"I'm wondering if political pressure could be brought to bear on Jeb Bush and the legislature to make another emergency law that prohibits causing intentional death by starvation and dehydration where the will of the patient to be "put down" in that painful fashion is not written in her own hand and notarized - asserting rather that a more humane method must be used as it is with condemned criminals and unwanted animals, i.e. lethal injection. No. Michael would very happily have Terri put down by lethal injection.
Making clearn that anyone who prevents bona fide efforts to provide oral feeding and hydration to a patient who was starving or becoming dehydrated would be guilty of capital murder might be better.
Otherwise, the legislature could correct the two biggest problems in Terri's law:
- It failed to make meaningfully clear in what cases the governor had the authority to act, in a manner that made clear that his purpose was to protect the rights of would-be starvation/dehydration victims.
- It did not provide any way for any of the key facts in Terri's case to make it into appeals courts.
Both of these might be remedied by crafting the legislation to lay out more of the explicit facts of the case, and setting the stage for an evidentiary hearing.
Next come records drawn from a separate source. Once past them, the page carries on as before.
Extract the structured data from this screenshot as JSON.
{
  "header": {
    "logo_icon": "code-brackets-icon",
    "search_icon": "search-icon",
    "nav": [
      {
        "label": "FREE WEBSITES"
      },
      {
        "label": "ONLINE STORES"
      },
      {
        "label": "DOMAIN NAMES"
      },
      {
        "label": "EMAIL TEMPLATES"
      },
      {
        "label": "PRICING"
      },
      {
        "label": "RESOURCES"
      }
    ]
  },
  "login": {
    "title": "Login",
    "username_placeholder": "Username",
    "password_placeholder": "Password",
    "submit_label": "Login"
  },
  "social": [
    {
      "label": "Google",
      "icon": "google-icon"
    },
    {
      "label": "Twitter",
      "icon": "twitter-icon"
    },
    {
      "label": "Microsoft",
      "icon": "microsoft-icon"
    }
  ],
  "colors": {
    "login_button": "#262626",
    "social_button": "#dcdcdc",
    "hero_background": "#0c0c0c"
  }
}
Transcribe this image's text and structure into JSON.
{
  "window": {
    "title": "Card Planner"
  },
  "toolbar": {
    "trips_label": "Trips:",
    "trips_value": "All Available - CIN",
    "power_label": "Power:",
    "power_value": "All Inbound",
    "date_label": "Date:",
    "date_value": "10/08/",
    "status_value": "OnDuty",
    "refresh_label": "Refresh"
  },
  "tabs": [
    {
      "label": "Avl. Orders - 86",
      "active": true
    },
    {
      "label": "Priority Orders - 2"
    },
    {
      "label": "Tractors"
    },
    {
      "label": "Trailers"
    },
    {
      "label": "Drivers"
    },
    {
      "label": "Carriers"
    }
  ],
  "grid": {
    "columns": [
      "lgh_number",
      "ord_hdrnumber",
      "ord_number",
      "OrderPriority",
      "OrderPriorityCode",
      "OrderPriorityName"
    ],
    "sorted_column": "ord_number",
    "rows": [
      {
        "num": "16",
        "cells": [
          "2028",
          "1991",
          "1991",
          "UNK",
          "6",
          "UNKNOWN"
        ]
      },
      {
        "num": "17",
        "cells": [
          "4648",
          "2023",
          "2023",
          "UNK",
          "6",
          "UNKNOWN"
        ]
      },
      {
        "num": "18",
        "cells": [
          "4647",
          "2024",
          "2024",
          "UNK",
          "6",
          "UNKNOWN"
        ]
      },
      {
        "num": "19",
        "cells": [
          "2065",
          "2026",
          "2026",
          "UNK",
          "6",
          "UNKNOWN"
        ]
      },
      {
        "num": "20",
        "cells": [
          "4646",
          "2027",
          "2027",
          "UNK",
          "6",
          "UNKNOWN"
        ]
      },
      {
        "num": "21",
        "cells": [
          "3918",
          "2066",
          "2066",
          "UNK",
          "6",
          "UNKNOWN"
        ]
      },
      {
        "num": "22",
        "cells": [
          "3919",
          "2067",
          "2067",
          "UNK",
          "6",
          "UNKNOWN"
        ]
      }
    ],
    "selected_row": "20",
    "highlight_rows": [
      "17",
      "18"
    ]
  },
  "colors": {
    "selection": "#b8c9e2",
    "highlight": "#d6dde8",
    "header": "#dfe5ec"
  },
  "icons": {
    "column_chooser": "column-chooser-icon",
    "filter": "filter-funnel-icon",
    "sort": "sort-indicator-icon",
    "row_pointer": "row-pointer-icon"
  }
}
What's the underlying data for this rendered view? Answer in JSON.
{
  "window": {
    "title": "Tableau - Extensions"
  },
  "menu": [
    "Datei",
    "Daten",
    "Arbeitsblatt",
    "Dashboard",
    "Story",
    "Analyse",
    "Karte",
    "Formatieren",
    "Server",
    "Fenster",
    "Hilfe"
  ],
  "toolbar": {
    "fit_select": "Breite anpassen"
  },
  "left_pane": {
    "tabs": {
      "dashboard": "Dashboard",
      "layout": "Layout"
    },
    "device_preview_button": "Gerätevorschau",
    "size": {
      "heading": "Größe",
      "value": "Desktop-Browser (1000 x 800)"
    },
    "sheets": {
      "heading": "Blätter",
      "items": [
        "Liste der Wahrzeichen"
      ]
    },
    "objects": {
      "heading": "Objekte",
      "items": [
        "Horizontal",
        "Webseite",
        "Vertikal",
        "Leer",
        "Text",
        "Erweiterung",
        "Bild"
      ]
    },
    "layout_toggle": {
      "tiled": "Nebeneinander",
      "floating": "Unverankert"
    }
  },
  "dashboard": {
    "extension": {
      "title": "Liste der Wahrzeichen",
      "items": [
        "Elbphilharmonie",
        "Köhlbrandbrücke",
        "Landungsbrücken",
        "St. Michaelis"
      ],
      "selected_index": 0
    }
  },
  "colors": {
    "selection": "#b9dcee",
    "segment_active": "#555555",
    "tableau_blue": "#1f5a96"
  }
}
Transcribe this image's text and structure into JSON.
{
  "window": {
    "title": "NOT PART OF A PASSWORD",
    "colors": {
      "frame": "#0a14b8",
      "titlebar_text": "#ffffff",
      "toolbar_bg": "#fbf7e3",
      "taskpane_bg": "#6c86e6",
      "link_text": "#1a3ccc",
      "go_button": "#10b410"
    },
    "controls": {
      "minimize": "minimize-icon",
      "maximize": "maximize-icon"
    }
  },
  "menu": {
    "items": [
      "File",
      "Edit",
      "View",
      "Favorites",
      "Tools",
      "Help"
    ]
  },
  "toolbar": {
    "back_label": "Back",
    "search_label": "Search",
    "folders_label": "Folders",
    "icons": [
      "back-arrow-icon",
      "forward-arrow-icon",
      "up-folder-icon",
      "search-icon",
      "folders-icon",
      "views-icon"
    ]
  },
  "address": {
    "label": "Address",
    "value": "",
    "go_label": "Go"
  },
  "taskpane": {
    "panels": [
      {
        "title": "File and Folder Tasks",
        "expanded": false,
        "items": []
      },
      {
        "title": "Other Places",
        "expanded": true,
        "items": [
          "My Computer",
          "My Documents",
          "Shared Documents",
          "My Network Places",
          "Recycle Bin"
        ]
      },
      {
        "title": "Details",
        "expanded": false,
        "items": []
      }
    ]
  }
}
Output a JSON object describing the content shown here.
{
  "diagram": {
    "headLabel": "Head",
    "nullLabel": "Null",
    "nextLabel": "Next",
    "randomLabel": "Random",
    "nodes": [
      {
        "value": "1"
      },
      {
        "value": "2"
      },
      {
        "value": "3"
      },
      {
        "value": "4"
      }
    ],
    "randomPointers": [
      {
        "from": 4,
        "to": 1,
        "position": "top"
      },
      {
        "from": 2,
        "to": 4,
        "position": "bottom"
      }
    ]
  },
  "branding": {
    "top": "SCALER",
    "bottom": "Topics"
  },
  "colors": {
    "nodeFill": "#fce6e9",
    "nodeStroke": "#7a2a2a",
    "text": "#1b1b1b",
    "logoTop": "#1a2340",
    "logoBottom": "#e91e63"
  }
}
If the law explicitly stated that the governor shall have the authority to stay any action that would put a ward to death, including by starvation or dehydration, if he believes...
- The only evidence of her wish to die is hearsay testimony from a guardian-husband who has fathered children by another woman turing his tenure as guardian, and relatives and in-laws of that husband;
- No evidence of her wish to die was introduced prior to the receipt of a malpractice award which was pledged to provide therapy for the ward; and
- The only findings that the ward is in a persistent vegetative state and wishes to die have been made by a judge who has on two or more occasions allowed the person who had sought such findings to miss depositions without being held in contempt.
If the governor files such a stay, the guardian shall have the right to file a contest to determine whether the governor's belief is correct. Such a hearing shall not be held by any judge who has on two or more occasions allowed the guardian to skip depositions without being held in contempt, and any earlier findings of fact by such a judge shall not be binding the judge who hears the case.
To overrule the stay, the judge must find that not only are the above conditions for issuance not met, but he must also find that the ward is still in a persistent vegetative state, that any evidence of her wishes is credible, and that the guardian who seeks to have her dehydrated is still legally qualified to be her guardian.
Perhaps I'm being too detailed, but on what basis could a law like that be struck down? It's not vague, I don't think Michael could disprove any of the factual requirements for the governor's action, and I don't think that a court would find that the rights of a patient whose case met those requirements would be infringed if her guardian wasn't allowed to kill her.